シュピーナ
ウィーンの出版社。1月29日の記事「初版刊行ランキング」では、かろうじて6位タイに滑り込んでいる。作品27と28の2作の初版を刊行した。
その刊行があったのは1864年だ。
ブラームスは1862年にウィーンに進出した。本人の回想によればウィーン進出当初、ウィーンゆかりの作曲家シューベルトの楽譜をむさぼるように写譜したという。未出版の歌曲を中心とする膨大な楽譜を所有していたのが実は、本日の主役シュピーナ社だ。シューベルトの兄フェルディナンドとのつきあいがあったらしく、シューベルトの自筆譜を大量に蔵していた。
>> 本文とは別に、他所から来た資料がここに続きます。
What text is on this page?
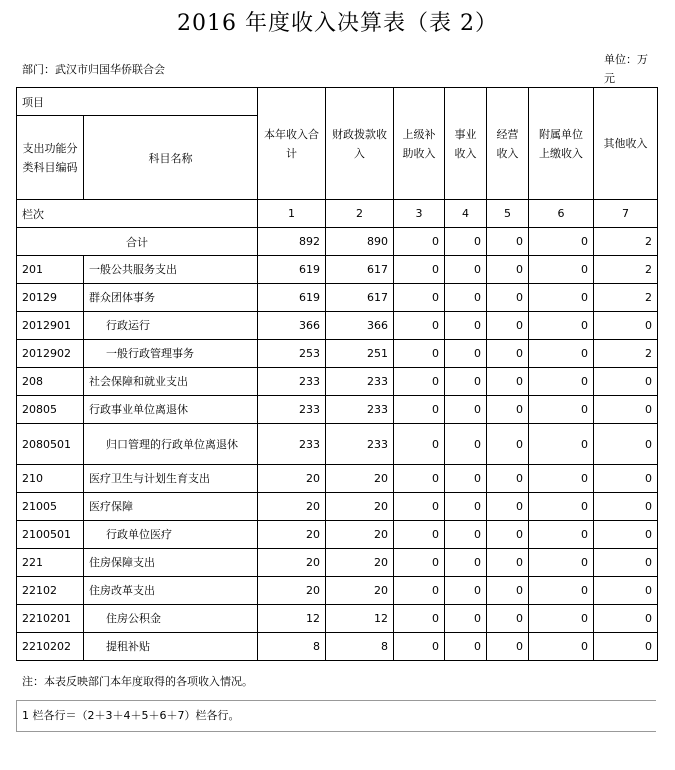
2016 年度收入决算表（表 2）
部门：武汉市归国华侨联合会
单位：万元
项目		本年收入合计	财政拨款收入	上级补助收入	事业收入	经营收入	附属单位上缴收入	其他收入
支出功能分类科目编码	科目名称							
栏次		1	2	3	4	5	6	7
合计		892	890	0	0	0	0	2
201	一般公共服务支出	619	617	0	0	0	0	2
20129	群众团体事务	619	617	0	0	0	0	2
2012901	行政运行	366	366	0	0	0	0	0
2012902	一般行政管理事务	253	251	0	0	0	0	2
208	社会保障和就业支出	233	233	0	0	0	0	0
20805	行政事业单位离退休	233	233	0	0	0	0	0
2080501	归口管理的行政单位离退休	233	233	0	0	0	0	0
210	医疗卫生与计划生育支出	20	20	0	0	0	0	0
21005	医疗保障	20	20	0	0	0	0	0
2100501	行政单位医疗	20	20	0	0	0	0	0
221	住房保障支出	20	20	0	0	0	0	0
22102	住房改革支出	20	20	0	0	0	0	0
2210201	住房公积金	12	12	0	0	0	0	0
2210202	提租补贴	8	8	0	0	0	0	0
注：本表反映部门本年度取得的各项收入情况。
1 栏各行＝（2＋3＋4＋5＋6＋7）栏各行。
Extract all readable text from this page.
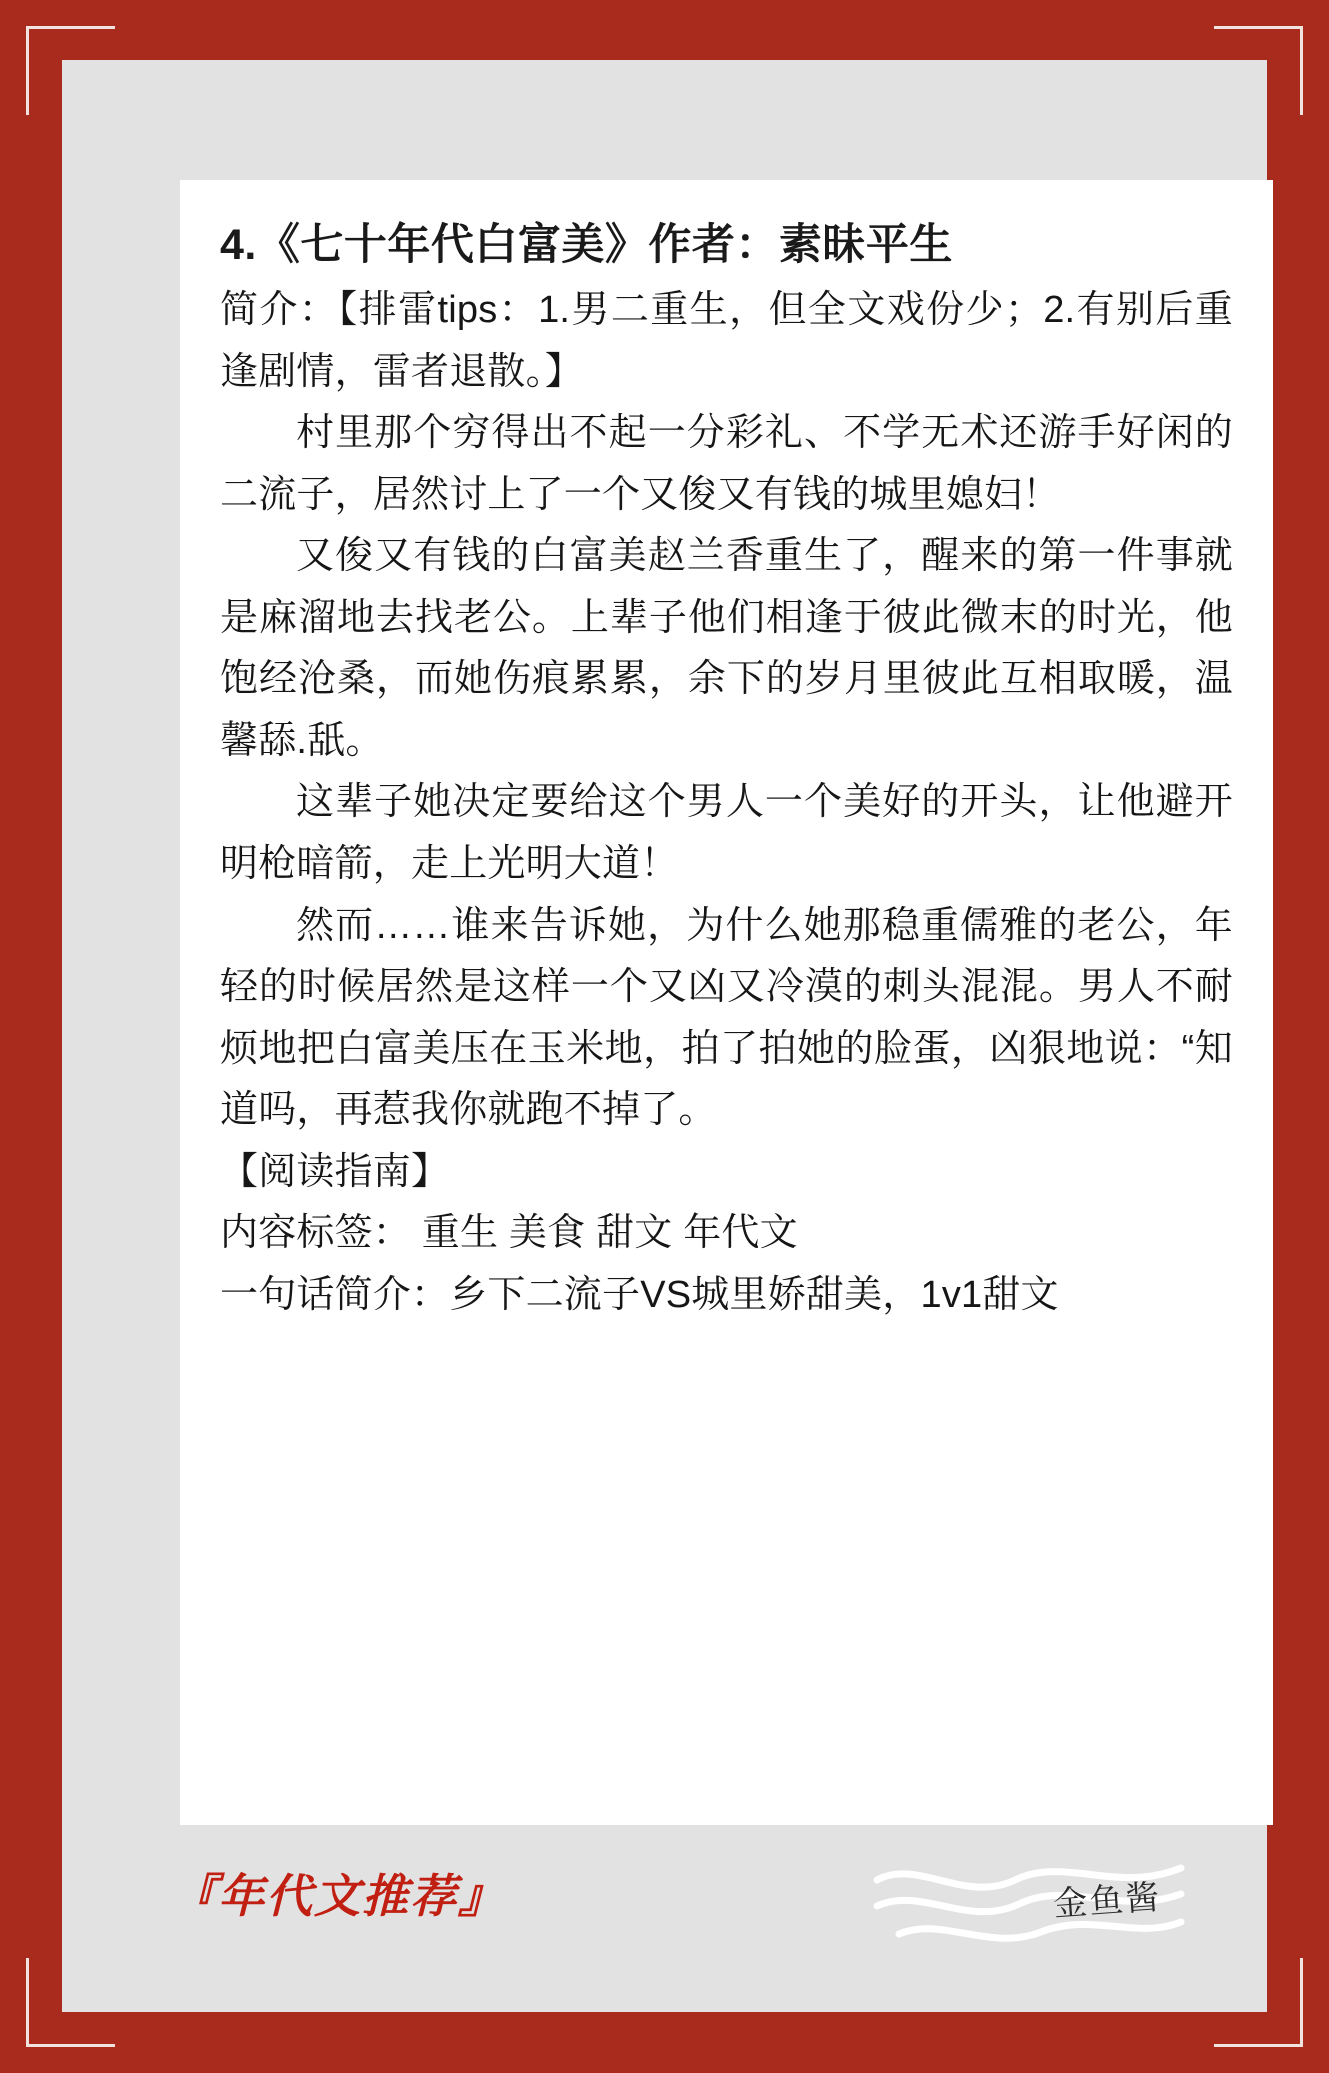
4.《七十年代白富美》作者：素昧平生

简介：【排雷tips：1.男二重生，但全文戏份少；2.有别后重逢剧情，雷者退散。】

村里那个穷得出不起一分彩礼、不学无术还游手好闲的二流子，居然讨上了一个又俊又有钱的城里媳妇！

又俊又有钱的白富美赵兰香重生了，醒来的第一件事就是麻溜地去找老公。上辈子他们相逢于彼此微末的时光，他饱经沧桑，而她伤痕累累，余下的岁月里彼此互相取暖，温馨舔.舐。

这辈子她决定要给这个男人一个美好的开头，让他避开明枪暗箭，走上光明大道！

然而……谁来告诉她，为什么她那稳重儒雅的老公，年轻的时候居然是这样一个又凶又冷漠的刺头混混。男人不耐烦地把白富美压在玉米地，拍了拍她的脸蛋，凶狠地说：“知道吗，再惹我你就跑不掉了。

【阅读指南】

内容标签： 重生 美食 甜文 年代文

一句话简介：乡下二流子VS城里娇甜美，1v1甜文

『年代文推荐』	金鱼酱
その後シューベルト全集の刊行にあたり、一部校訂を引き受けたのは、このときの写譜の経験が土台になっていたと思われる。
ブラームスの歌曲の作風はop19までを第1期、op32から第2期に区分するのが一般的だが、1862年のウィーン進出が境目となっている。もっと深く突っ込むならシューベルトとの濃厚な接触がキッカケになったと解したい。
1864年の2作op27とop28が、シュピーナ社から出されているのは、快く写譜をさせてくれた事に対するお礼ではないかと考えている。